Presque inconnu en France au moment où lui a été attribué, en 2021, le prix Nobel de littérature, Abdulrazak Gurnah est bien plus renommé dans le monde anglo-saxon. Anglophone, il écrit en anglais, vit à Londres depuis le début des années 1960, comme Rashid, l'un de ses héros qui a fui opportunément, afin de terminer ses études, son pays natal la Tanzanie, en proie en 1963, à l'approche et dès le début de son indépendance, à une succession d'émeutes, de massacres, de coups d'État. Comme Rashid, à qui son père avait conseillé de ne pas rentrer chez lui, un crève-cœur, Gurnah a fait sa vie au Royaume-Uni, professeur de littérature à l'université du Kent à Canterbury. Sa spécialité, la littérature postcoloniale. Le contexte colonial est d'ailleurs très présent dans Adieu Zanzibar, en VO Desertion, un titre qui donne au roman (paru à l'origine en 2005) une tonalité plus dramatique.
Ce livre est volumineux, exigeant, complexe, polyphonique, et on ne comprend sa structure et sa cohérence qu'à la toute fin. Quant au style de l'auteur, c'est celui d'un conteur oriental qui aime les histoires, les digressions, et prendre son temps. Lecteur pressé, passe ton chemin.
La première partie d'Adieu Zanzibar commence en 1899, dans une petite ville quelque part sur la côte de la Tanzanie, alors protectorat anglais, au sud du Kenya et face à l'île de Zanzibar. Ne vivent là que deux Anglais, Frederick Turner, propriétaire d'un domaine et administrateur de la région, et Burton, un fermier raciste, farouchement colonisateur. Les autochtones sont musulmans, nombre d'entre eux étant venus d'Inde pour faire du commerce. Tel Hassanali et sa famille, un épicier superstitieux, qui est aussi le muezzin de la communauté. Il vit avec sa femme, Malika, et sa sœur, Rehana. L'équilibre de ce petit monde se voit bouleversé par l'arrivée inopinée de Martin Pearce, un aventurier qui, cheminant de la Somalie vers l'Ouganda, s'est fait dépouiller, frapper et abandonner par ses guides somalis. Il s'en est tiré en piteux état, est recueilli par le brave Hassanali, puis transféré chez Turner. Après quelque temps se noue entre Rehana et lui une relation amoureuse. Il l'aimera, repartira, reviendra avant de regagner définitivement l'Angleterre. Mais il lui a laissé un enfant, une fille.

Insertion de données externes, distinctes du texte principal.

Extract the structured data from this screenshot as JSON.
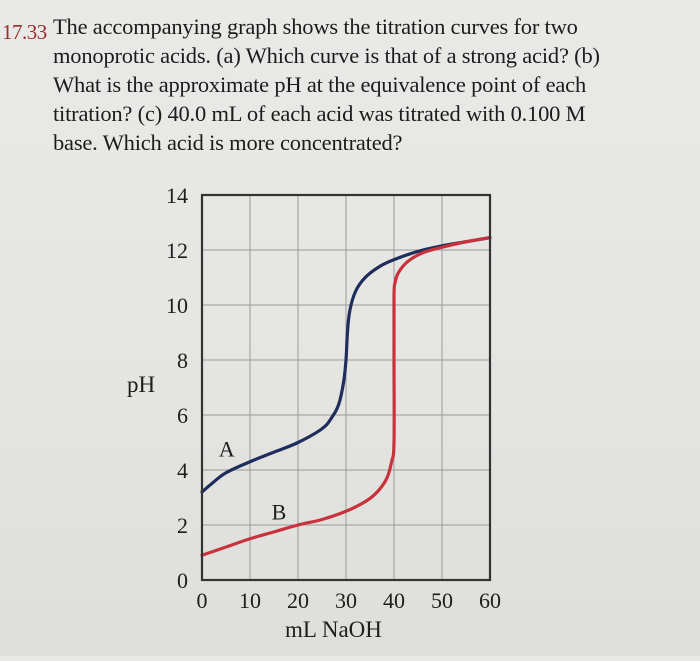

Cinquante ans après, une autre famille, avec trois enfants. Farida, l'aînée, qui deviendra poète. Amin, le puîné, poète également, qui restera au pays et, avant de devenir aveugle, entretiendra une correspondance avec son cadet Rashid, le plus brillant, parti pour l'Angleterre et devenu professeur. Le grand drame de la vie d'Amin, c'est que ses parents l'ont obligé à rompre avec l'amour de sa vie, Jamila, femme « impure » parce que divorcée, et, surtout, métisse. Il y a du « mzungu », du Blanc, dans son sang. Après bien des palabres, des aventures et des recherches, et bien des pages, on apprendra qu'elle n'est autre que la petite-fille de Rehana. La boucle est bouclée.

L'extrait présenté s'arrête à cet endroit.